Outdoor news in brief

Students can ski for free this winter

Idaho students in grades five and six can hit the slopes for free this winter.

The Idaho Ski Areas Association offers fifth-graders three free or discounted days at all 18 Idaho ski resorts and provides sixth-graders with two days of free or discounted skiing at 16 resorts.

Interested skiers need to complete an application at skiidaho.us/programs/passport and pay a $15 processing fee to order a passport. Ski Idaho will email the passport that can be printed and brought to the slopes. Youth skiers must have a parent or guardian present to use the passport, and it must be shown at the resort in order to receive the lift ticket.

For more information and a list of participating resorts visit skiidaho.us.

Fish and Game asking for angler comment

Anglers from across the state are encouraged to take part in a survey about fishing in Idaho, according to an Idaho Fish and Game news release.

The survey, offered every five or six years, covers a variety of topics including how often people fish and their preferred fish species, what types of fishing regulations they support, and what conservation priorities Fish and Game should pursue. Fish and Game is also interested in learning more about what other values are important to anglers, such as solitude or natural beauty.

The survey was sent to random samples of license buyers earlier this week. An online survey open to everyone will be released Monday at idfg.idaho.gov. It will be available until Nov.13.

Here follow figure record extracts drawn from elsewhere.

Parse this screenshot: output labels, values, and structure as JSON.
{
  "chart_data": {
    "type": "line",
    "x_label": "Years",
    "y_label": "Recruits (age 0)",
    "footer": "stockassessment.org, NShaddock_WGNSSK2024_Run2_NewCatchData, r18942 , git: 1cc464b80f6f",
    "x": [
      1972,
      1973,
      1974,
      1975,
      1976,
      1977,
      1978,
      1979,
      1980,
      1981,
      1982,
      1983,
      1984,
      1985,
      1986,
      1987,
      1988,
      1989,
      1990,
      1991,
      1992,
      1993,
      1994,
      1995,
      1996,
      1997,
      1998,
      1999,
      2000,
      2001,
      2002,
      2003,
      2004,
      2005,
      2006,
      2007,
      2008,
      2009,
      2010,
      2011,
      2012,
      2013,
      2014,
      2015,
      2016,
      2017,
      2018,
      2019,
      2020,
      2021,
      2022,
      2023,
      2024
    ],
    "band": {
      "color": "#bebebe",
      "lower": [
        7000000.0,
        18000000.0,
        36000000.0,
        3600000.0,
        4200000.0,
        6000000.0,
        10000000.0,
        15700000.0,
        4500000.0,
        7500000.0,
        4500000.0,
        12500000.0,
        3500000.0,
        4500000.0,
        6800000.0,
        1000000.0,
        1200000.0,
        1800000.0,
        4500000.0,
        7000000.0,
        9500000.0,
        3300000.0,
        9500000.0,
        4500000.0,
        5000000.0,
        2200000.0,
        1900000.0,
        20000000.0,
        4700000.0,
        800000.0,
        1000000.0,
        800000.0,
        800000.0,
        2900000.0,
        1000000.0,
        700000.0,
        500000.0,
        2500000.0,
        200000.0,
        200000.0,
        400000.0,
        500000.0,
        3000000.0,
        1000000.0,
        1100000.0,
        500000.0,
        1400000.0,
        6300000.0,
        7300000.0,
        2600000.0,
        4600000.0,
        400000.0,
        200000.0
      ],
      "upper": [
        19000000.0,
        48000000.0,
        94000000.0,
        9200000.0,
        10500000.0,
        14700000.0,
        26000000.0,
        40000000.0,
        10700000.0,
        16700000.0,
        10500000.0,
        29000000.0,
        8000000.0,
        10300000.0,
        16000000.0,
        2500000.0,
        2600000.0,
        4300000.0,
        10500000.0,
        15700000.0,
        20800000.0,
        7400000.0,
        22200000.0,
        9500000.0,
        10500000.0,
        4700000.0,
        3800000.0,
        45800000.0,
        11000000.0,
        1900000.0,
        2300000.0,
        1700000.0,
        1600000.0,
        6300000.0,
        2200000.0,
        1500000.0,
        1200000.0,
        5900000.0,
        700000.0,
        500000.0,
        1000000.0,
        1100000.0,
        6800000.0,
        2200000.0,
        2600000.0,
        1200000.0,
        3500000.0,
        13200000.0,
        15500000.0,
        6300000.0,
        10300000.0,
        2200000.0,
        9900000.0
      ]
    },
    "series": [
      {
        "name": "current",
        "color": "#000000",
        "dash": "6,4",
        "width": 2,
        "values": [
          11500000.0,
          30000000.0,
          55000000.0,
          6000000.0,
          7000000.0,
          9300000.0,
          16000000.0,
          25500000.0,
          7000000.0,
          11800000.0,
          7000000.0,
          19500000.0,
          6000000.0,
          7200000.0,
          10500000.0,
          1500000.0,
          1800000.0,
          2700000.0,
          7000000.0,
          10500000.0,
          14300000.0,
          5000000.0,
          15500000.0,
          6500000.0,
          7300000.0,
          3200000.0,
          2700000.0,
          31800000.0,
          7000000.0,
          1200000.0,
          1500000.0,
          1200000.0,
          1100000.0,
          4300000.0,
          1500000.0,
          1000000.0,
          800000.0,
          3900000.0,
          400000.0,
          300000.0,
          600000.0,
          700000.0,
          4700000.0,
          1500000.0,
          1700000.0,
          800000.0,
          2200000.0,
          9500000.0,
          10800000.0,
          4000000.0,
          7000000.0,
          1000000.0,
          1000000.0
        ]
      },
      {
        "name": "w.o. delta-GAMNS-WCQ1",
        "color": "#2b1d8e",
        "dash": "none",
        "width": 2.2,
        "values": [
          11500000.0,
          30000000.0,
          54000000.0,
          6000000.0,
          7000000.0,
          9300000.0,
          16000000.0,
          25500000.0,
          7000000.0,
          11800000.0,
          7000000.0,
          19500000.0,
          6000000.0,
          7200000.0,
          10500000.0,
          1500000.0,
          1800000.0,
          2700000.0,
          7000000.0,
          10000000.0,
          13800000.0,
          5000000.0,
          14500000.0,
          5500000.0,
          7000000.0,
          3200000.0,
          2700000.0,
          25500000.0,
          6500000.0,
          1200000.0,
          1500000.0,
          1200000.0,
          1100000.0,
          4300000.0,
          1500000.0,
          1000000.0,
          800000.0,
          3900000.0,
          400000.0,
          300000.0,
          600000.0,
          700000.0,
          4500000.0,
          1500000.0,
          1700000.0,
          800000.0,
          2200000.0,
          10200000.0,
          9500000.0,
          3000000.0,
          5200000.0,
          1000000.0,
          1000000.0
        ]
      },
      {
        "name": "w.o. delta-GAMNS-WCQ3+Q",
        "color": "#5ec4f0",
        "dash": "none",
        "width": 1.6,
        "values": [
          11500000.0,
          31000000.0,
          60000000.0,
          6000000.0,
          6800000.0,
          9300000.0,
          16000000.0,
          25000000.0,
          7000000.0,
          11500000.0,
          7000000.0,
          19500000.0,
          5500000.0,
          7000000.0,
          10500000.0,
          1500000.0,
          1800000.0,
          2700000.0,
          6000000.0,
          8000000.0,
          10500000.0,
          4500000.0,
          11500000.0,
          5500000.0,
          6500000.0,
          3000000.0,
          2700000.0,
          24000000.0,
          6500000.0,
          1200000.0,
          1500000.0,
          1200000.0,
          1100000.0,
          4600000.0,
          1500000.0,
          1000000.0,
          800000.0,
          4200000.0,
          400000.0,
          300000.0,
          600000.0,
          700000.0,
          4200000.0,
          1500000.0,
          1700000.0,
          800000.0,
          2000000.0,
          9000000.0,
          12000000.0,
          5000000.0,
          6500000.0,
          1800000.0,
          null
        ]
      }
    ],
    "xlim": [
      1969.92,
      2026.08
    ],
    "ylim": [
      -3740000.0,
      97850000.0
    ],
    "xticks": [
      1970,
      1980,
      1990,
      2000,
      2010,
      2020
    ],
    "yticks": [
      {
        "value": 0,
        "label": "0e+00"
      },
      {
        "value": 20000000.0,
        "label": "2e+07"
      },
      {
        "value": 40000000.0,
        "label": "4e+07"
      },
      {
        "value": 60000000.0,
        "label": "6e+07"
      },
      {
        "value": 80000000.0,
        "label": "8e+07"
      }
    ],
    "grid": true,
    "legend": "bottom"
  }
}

All responses will remain confidential. Survey results are important to help shape Fish and Game’s next statewide fish management plan.

Public review, open houses set for wilderness management plans

The Salmon-Challis National Forest, Sawtooth National Forest and the Bureau of Land Management Idaho Falls District are providing a final opportunity for the public to review and comment on the refined wilderness management plans and environmental analysis associated with the Hemingway-Boulders, White Clouds and Jim McClure-Jerry Peak wilderness areas.

According to a news release, comments received from previous meetings have been analyzed and/or incorporated into the alternatives now available for public review.

Public meetings are scheduled for November at the following locations:

• Noon to 2 p.m. Nov. 1 at the American Legion Hall, 406 S. Main Street in Mackay

• 5 p.m. to 7 p.m. Nov. 1 at the Challis-Yankee Fork/Middle Fork Ranger District Office, 311 N. US HWY 93 in Challis

• 5 p.m. to 7 p.m. Nov. 13 at the American Legion Hall, 220 Cottonwood Street in Ketchum

• Noon to 2 p.m. Nov. 14 at the Community Center on Idaho Highway 21 in Stanley

For information on the plans, contact Emily Simpson, Project Leader, at 208-630-3507 or emilysimpson@fs.fed.us.

Wildlife migration area conserved along Henry’s Lake

A critical migration area for big game, grizzly bears, pronghorn and other wildlife has been conserved for future generations through a project of The Nature Conservancy in Idaho and the U.S. Forest Service, according to a Caribou-Targhee National Forest news release.

The project conserves 60 acres of the Duck Creek area on Henry’s Lake. The release said the creek is one of four major tributaries to Henry’s Lake and provides important spawning habitat for Yellowstone cutthroat trout as well as habitat for elk, deer and grizzly bear.

The area will remain open to the public for non-motorized traffic and camping. The land will be added to the Caribou-Targhee National Forest and will be managed by the Ashton/Island Park Ranger District.

“My family has had a ranch near Henry’s Lake in Idaho for over 80 years,” land owner Rob Plesner said in the release. “Over the generations it has been divided among the relatives. We wanted to keep this parcel undeveloped since it is already bordered on two sides by the Forest Service, and there is currently no other development in the area. We feel this is the best use of the land and preserves it for everyone.”

The release said Plesner’s grandparents homesteaded in the Henry’s lake area and several family members still live along Henry’s Lake.

“This project conserves an incredibly beautiful and biologically rich area of Idaho,” David Weskamp, the Conservancy’s East Idaho conservation manager, said in the release. “We are grateful to the Plesner family and the U.S. Forest Service for their commitment and partnership.”